7. A tachograph according to claim 5 or 6, characterised in that said amplitude or frequency variation, or both is achieved in steps.

8. A tachograph according to any one of claims 2-7, characterised in that said high frequency component is applied as either an oscillation, or pulsation.

9. A tachograph according to claim 2, wherein one of said forms of movement imparted to said stylus is that which provides a zig-zag odometer waveform, characterised in that said high frequency component is applied in said other form of movement imparted to said stylus to produce an oscillating or pulsating trace on one side of the zigzag waveform.

10. A tachograph according to claim 2, wherein one of said forms of movement imparted to said stylus is that which causes a stepped waveform to be recorded representing driver duty, characterised in that said high frequency component is applied in said other form of movement imparted to said stylus so as to produce an oscillating or pulsating trace on one side of the stepped waveform.
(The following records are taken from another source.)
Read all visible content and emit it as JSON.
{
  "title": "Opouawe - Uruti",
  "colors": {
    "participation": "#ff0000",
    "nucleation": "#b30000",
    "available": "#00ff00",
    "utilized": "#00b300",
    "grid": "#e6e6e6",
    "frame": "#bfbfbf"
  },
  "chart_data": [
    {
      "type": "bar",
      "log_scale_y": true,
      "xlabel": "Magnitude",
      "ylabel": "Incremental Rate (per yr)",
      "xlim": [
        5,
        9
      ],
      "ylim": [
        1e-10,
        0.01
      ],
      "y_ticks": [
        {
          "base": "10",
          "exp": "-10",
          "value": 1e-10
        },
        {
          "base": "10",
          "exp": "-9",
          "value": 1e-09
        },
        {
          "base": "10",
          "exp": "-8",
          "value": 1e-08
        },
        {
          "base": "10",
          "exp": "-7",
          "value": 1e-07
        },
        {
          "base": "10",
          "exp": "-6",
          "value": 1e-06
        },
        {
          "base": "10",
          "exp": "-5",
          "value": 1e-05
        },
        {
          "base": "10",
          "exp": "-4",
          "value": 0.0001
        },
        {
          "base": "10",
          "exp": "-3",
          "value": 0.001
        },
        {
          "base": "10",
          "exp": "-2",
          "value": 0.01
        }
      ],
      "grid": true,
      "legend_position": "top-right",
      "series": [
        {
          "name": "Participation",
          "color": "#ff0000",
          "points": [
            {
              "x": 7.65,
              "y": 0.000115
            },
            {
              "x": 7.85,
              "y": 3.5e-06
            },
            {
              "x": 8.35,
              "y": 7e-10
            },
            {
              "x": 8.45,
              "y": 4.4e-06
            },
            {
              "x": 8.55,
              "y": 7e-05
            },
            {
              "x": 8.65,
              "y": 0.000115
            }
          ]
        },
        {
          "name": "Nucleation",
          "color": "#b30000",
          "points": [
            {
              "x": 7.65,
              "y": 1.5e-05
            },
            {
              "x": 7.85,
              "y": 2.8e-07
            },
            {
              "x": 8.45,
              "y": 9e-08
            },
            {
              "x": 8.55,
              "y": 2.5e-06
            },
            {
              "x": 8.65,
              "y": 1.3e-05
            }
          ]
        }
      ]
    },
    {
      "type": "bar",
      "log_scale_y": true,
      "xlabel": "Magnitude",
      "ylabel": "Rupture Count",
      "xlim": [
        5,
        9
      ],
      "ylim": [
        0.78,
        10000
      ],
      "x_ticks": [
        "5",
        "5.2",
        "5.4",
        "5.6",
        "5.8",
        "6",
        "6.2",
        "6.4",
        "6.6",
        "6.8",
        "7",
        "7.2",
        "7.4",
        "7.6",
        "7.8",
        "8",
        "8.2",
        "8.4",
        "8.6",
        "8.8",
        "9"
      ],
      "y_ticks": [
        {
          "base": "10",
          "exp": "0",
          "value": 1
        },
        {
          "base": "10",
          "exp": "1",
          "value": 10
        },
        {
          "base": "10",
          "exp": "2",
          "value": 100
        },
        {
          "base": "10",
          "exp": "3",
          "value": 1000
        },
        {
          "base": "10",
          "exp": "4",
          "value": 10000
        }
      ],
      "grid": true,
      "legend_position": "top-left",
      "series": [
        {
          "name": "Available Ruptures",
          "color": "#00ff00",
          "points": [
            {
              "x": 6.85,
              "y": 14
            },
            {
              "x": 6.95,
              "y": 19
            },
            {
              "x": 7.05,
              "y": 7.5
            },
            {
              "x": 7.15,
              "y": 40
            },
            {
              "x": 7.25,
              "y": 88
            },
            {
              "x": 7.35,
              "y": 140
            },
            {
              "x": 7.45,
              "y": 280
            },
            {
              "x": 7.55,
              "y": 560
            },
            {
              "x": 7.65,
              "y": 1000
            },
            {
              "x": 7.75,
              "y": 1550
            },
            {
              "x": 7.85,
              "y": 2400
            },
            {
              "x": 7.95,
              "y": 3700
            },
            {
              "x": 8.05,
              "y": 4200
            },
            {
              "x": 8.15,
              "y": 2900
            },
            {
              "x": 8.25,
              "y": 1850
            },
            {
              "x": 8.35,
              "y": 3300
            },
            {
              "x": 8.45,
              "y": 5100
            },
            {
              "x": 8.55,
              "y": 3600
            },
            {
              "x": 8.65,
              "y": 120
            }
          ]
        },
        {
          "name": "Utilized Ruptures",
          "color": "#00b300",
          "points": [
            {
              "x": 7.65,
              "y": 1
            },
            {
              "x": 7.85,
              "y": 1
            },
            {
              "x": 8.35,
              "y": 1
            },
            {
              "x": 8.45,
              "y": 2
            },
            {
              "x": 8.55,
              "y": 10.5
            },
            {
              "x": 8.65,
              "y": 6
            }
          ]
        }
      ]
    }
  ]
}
11. A tachograph according to any one of the preceding claims and having a dial which is normally visible to a user, there also being provided means for providing signals representing at least relatively high and low engine speed, characterised in that respective indicators are also provided on said dial which are operated by said signals.

12. A tachograph comprising means for advancing a chart with respect to time, at least one stylus coupled to means for imparting a first transverse motion which represents a first data input, characterised in that means are also provided for imparting at least a second transverse motion representing a second data input, said transverse motions of the stylus being transverse to the direction of motion of the chart with respect to time.

13. A tachograph according to claim 12, characterised in that said second transverse motion is such as to represent a discernible pulsation or oscillation at a relatively higher frequency than that of the first transverse motion.

14. A tachograph according to claim 13, characterised in that the amplitude, or frequency of the pulsation or oscillation, or both, is varied in accordance with the variation of a function or functions to be recorded on said chart.

15. A tachograph according to any one of claims 12-14, wherein said stylus is driven by a cam to impart said first transverse motion to the stylus, characterised in that said second transverse motion is imparted to said stylus by means of a solenoid connected, via a lost motion link, to said stylus.

16. A tachograph according to any one of claims 12-15, characterised in that said first and second transverse motions are imparted to said stylus by means of a stepper motor which is controlled by a microcomputer programmed to respond to various input functions.